At last, the workmen were finished, they gathered up their tools, rolled up their hoses and cables, and left. The landlord turned at the door and said, “Oh, I’ll send somebody around in a couple days t’fix up the hole in the wall, okay, buddy?”

He went out.

Hesitantly, Paul emerged from the living room. The kitchen floor was crisscrossed with wet dirty footprints, and there were little puddles of dirty water here and there. There was a large, ragged hole in the bathroom wall, with grey daylight showing through it. Plaster and bits of lathing had fallen down into the bathtub and the toilet, and formed an uneven heap on the bathroom floor. There was a strong musty smell, like wet wallpaper.
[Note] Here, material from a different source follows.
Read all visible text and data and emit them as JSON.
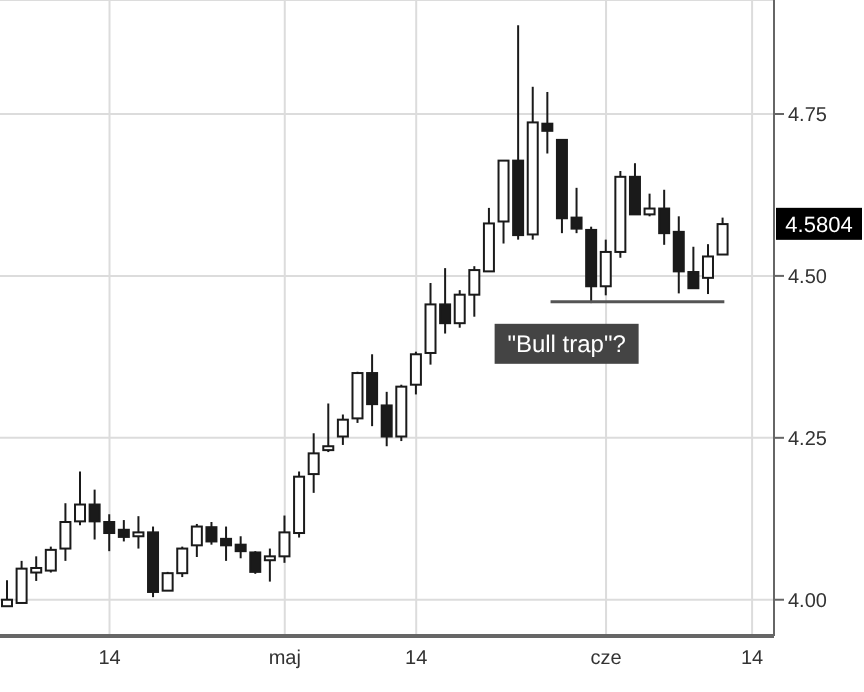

Paul shivered and quickly retreated to the living room again. The broken wall filled him with shame and horror and helpless outrage, as if he had been raped, as if some integral part of him had been shattered and violated. He shivered again. It was no longer safe here. The rock ceiling had been torn away from his cave; his nest had been shaken down from the tree by the storm. He sat down on the couch and found that he couldn’t stop shaking. Where did he have to go now? Where could he go in all the world to be safe?
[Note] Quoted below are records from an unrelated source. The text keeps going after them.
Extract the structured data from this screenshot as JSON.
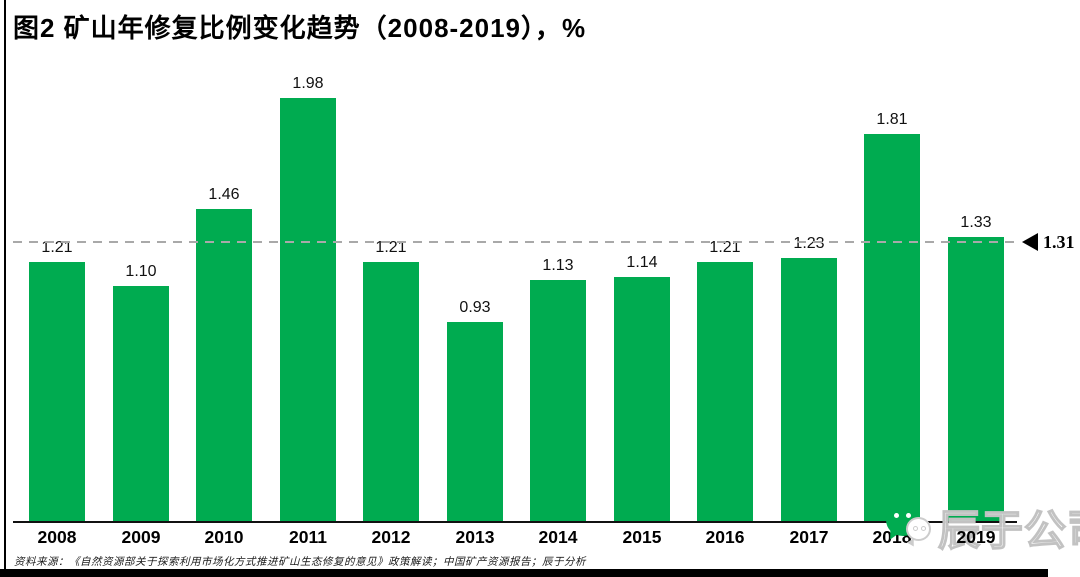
{
  "title": "图2 矿山年修复比例变化趋势（2008-2019），%",
  "chart_data": {
    "type": "bar",
    "title": "图2 矿山年修复比例变化趋势（2008-2019），%",
    "unit": "%",
    "categories": [
      "2008",
      "2009",
      "2010",
      "2011",
      "2012",
      "2013",
      "2014",
      "2015",
      "2016",
      "2017",
      "2018",
      "2019"
    ],
    "values": [
      1.21,
      1.1,
      1.46,
      1.98,
      1.21,
      0.93,
      1.13,
      1.14,
      1.21,
      1.23,
      1.81,
      1.33
    ],
    "value_labels": [
      "1.21",
      "1.10",
      "1.46",
      "1.98",
      "1.21",
      "0.93",
      "1.13",
      "1.14",
      "1.21",
      "1.23",
      "1.81",
      "1.33"
    ],
    "xlabel": "",
    "ylabel": "",
    "ylim": [
      0,
      2.2
    ],
    "grid": false,
    "legend": false,
    "bar_color": "#00ab50",
    "reference_line": {
      "value": 1.31,
      "label": "1.31",
      "style": "dashed",
      "color": "#a9a9a9"
    }
  },
  "footer": {
    "source": "资料来源：《自然资源部关于探索利用市场化方式推进矿山生态修复的意见》政策解读；中国矿产资源报告；辰于分析"
  },
  "watermark": {
    "icon": "wechat-icon",
    "text": "辰于公司"
  }
}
The apartment was getting colder. He could hear the rain outside, dripping and mumbling past the hole in the wall.

Eventually the shakes stopped, and he could feel himself going numb. He would have given anything for a working radio, just to get some noise in the apartment other than his own spidery breathing, but he had gone through the last of his spare batteries weeks ago, and it had never occurred to him to have the landlord’s son bring him some in the next grocery order. Instead he sat in the semi-darkness as the evening grew old and listened to the distant sound of other radios and televisions in other apartments that came to him through the paper-thin walls: faint, scratchy, and tuned to the confusion of a dozen different stations so that nothing was ever quite clear enough to comprehend. They sounded like whispering Gödelized messages reaching him from starsystems millions of light-years away. Toward dawn the other radios were turned off one by one, leaving him at the bottom of a well of thick and dusty silence. He sat perfectly still. Occasionally the glow of car headlights from the street would sweep across the ceiling in oscillating waves. It was so quiet he could hear the scurry of a cockroach behind the burlap that covered the walls.

His mind was blank as slate. In spite of his enforced idleness, he was not doing any deep thinking or meditating or soul-searching, nor had he done any throughout the entire process. If any cogitation was taking place, it was happening on a deep, damaging level too remote and ancient to ever come under conscious review.